Synthesis, Structure, and Fullerene-Complexing Property of Azacalix[6]aromatics

Synthesis, structure, and fullerene-binding property of azacalix­[6]­aromatics were systematically studied. By means of [3 + 3] and [2 + 2 + 2] fragment coupling protocols, a number of azacalix­[6]­aromatics containing different combinations of benzene, pyridine, and pyrimidine rings and various substituents on the bridging nitrogen atoms were synthesized conveniently in moderate to good yields. The resulting macrocycles adopt in the solid state symmetric and heavily distorted 1,3,5-alternate conformations depending on the aromatic building units, whereas, in solution, they exist as a mixture of conformers that undergo rapid interchanges relative to the NMR time scale.
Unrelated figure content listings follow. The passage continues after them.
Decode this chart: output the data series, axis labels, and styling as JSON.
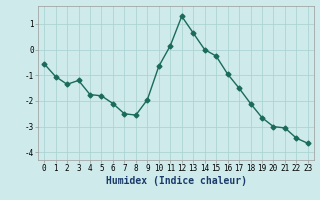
{
  "x": [
    0,
    1,
    2,
    3,
    4,
    5,
    6,
    7,
    8,
    9,
    10,
    11,
    12,
    13,
    14,
    15,
    16,
    17,
    18,
    19,
    20,
    21,
    22,
    23
  ],
  "y": [
    -0.55,
    -1.05,
    -1.35,
    -1.2,
    -1.75,
    -1.8,
    -2.1,
    -2.5,
    -2.55,
    -1.95,
    -0.65,
    0.15,
    1.3,
    0.65,
    0.0,
    -0.25,
    -0.95,
    -1.5,
    -2.1,
    -2.65,
    -3.0,
    -3.05,
    -3.45,
    -3.65
  ],
  "line_color": "#1a6b5a",
  "marker": "D",
  "markersize": 2.5,
  "linewidth": 1.0,
  "bg_color": "#ceeaea",
  "grid_color": "#add4d4",
  "xlabel": "Humidex (Indice chaleur)",
  "xlim": [
    -0.5,
    23.5
  ],
  "ylim": [
    -4.3,
    1.7
  ],
  "yticks": [
    -4,
    -3,
    -2,
    -1,
    0,
    1
  ],
  "xticks": [
    0,
    1,
    2,
    3,
    4,
    5,
    6,
    7,
    8,
    9,
    10,
    11,
    12,
    13,
    14,
    15,
    16,
    17,
    18,
    19,
    20,
    21,
    22,
    23
  ],
  "tick_fontsize": 5.5,
  "xlabel_fontsize": 7.0
}
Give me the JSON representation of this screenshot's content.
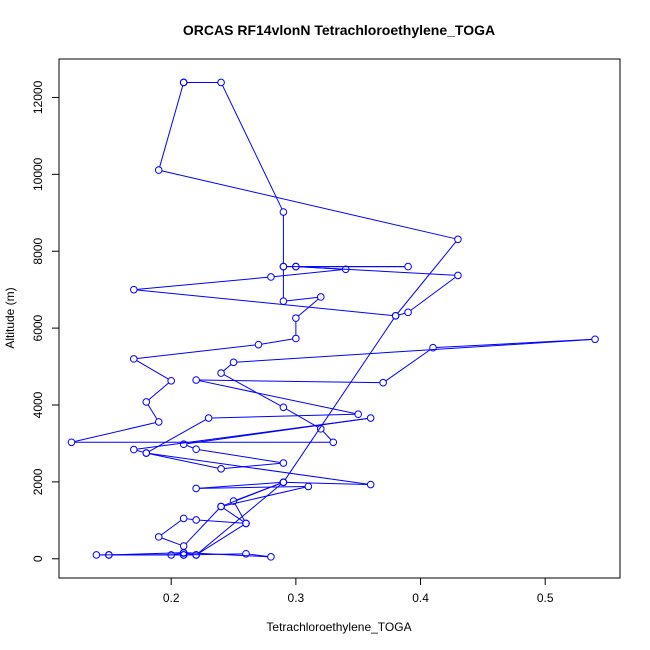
{
  "chart_data": {
    "type": "line",
    "title": "ORCAS RF14vlonN Tetrachloroethylene_TOGA",
    "xlabel": "Tetrachloroethylene_TOGA",
    "ylabel": "Altitude (m)",
    "xlim": [
      0.11,
      0.56
    ],
    "ylim": [
      -500,
      13000
    ],
    "xticks": [
      0.2,
      0.3,
      0.4,
      0.5
    ],
    "xtick_labels": [
      "0.2",
      "0.3",
      "0.4",
      "0.5"
    ],
    "yticks": [
      0,
      2000,
      4000,
      6000,
      8000,
      10000,
      12000
    ],
    "ytick_labels": [
      "0",
      "2000",
      "4000",
      "6000",
      "8000",
      "10000",
      "12000"
    ],
    "grid": false,
    "series_color": "#0000ff",
    "series": [
      {
        "points": [
          [
            0.21,
            12390
          ],
          [
            0.24,
            12390
          ],
          [
            0.29,
            9020
          ],
          [
            0.29,
            7600
          ],
          [
            0.39,
            7600
          ],
          [
            0.3,
            7600
          ],
          [
            0.29,
            7600
          ],
          [
            0.29,
            6700
          ],
          [
            0.32,
            6810
          ],
          [
            0.3,
            6260
          ],
          [
            0.3,
            5730
          ],
          [
            0.27,
            5570
          ],
          [
            0.17,
            5200
          ],
          [
            0.2,
            4630
          ],
          [
            0.18,
            4080
          ],
          [
            0.19,
            3560
          ],
          [
            0.12,
            3030
          ],
          [
            0.33,
            3030
          ],
          [
            0.32,
            3380
          ],
          [
            0.29,
            3940
          ],
          [
            0.24,
            4830
          ],
          [
            0.25,
            5110
          ],
          [
            0.54,
            5710
          ],
          [
            0.41,
            5490
          ],
          [
            0.37,
            4580
          ],
          [
            0.22,
            4650
          ],
          [
            0.35,
            3760
          ],
          [
            0.23,
            3660
          ],
          [
            0.18,
            2750
          ],
          [
            0.17,
            2840
          ],
          [
            0.36,
            3660
          ],
          [
            0.21,
            2980
          ],
          [
            0.22,
            2850
          ],
          [
            0.29,
            2490
          ],
          [
            0.24,
            2340
          ],
          [
            0.18,
            2750
          ],
          [
            0.36,
            1930
          ],
          [
            0.29,
            1990
          ],
          [
            0.22,
            1830
          ],
          [
            0.31,
            1880
          ],
          [
            0.24,
            1360
          ],
          [
            0.26,
            920
          ],
          [
            0.22,
            1010
          ],
          [
            0.21,
            1050
          ],
          [
            0.19,
            570
          ],
          [
            0.21,
            330
          ],
          [
            0.24,
            1360
          ],
          [
            0.29,
            1990
          ],
          [
            0.22,
            100
          ],
          [
            0.21,
            150
          ],
          [
            0.2,
            100
          ],
          [
            0.15,
            100
          ],
          [
            0.14,
            100
          ],
          [
            0.21,
            100
          ],
          [
            0.26,
            130
          ],
          [
            0.28,
            50
          ],
          [
            0.21,
            160
          ],
          [
            0.15,
            100
          ],
          [
            0.21,
            100
          ],
          [
            0.22,
            100
          ],
          [
            0.26,
            920
          ],
          [
            0.25,
            1500
          ],
          [
            0.29,
            1990
          ],
          [
            0.38,
            6320
          ],
          [
            0.39,
            6410
          ],
          [
            0.43,
            7370
          ],
          [
            0.3,
            7600
          ],
          [
            0.34,
            7530
          ],
          [
            0.28,
            7330
          ],
          [
            0.17,
            7000
          ],
          [
            0.38,
            6320
          ],
          [
            0.43,
            8310
          ],
          [
            0.19,
            10110
          ],
          [
            0.21,
            12390
          ]
        ]
      }
    ]
  }
}
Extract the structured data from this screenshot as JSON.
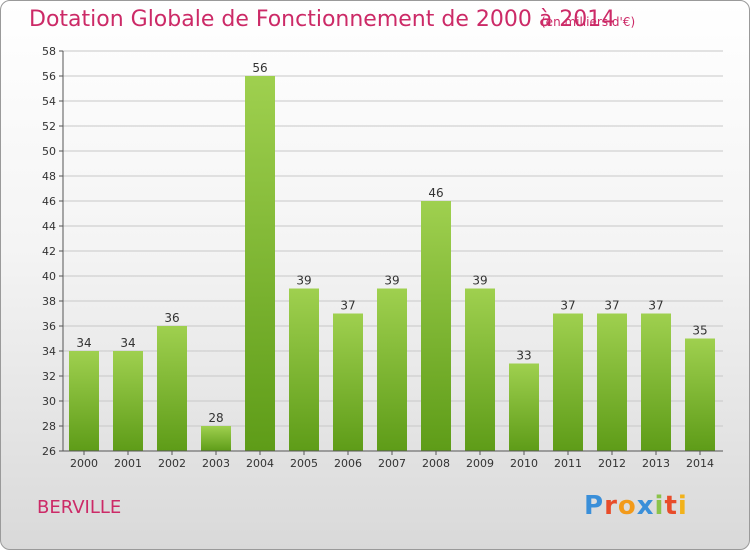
{
  "header": {
    "title": "Dotation Globale de Fonctionnement de 2000 à 2014",
    "subtitle": "(en milliers d'€)"
  },
  "footer": {
    "commune": "BERVILLE",
    "logo": "Proxiti",
    "logo_colors": [
      "#3a8fd9",
      "#e84c2a",
      "#f29a1a",
      "#3a8fd9",
      "#8bc34a",
      "#e84c2a",
      "#f2b21a"
    ]
  },
  "colors": {
    "bar_top": "#9fd04f",
    "bar_bottom": "#5e9c18",
    "grid": "#c8c8c8",
    "title": "#cc2a67"
  },
  "chart_data": {
    "type": "bar",
    "title": "Dotation Globale de Fonctionnement de 2000 à 2014",
    "subtitle": "(en milliers d'€)",
    "categories": [
      "2000",
      "2001",
      "2002",
      "2003",
      "2004",
      "2005",
      "2006",
      "2007",
      "2008",
      "2009",
      "2010",
      "2011",
      "2012",
      "2013",
      "2014"
    ],
    "values": [
      34,
      34,
      36,
      28,
      56,
      39,
      37,
      39,
      46,
      39,
      33,
      37,
      37,
      37,
      35
    ],
    "ylim": [
      26,
      58
    ],
    "ytick_step": 2,
    "grid": true,
    "data_labels": true
  }
}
All macrocycles were able to form 1:1 complexes with C₆₀ and C₇₀ in toluene with the association constants up to 7.28 × 10⁴ M^–1. In the crystalline state, azacalix­[6]­aromatics form complexes with C₆₀ and C₇₀ with 2:1, 1:1, and 1:2 stoichiometric ratios between host and guest. Azacalix­[6]­aromatics interact with fullerene by forming mainly the sandwich structure in which C₆₀ or C₇₀ is sandwiched by two macrocycles. X-ray molecular structures revealed that multiple π–π and CH−π interactions between concave azacalix­[6]­aromatics and convex fullerenes C₆₀ and C₇₀ contribute a joint driving force to the formation of host–guest complexes.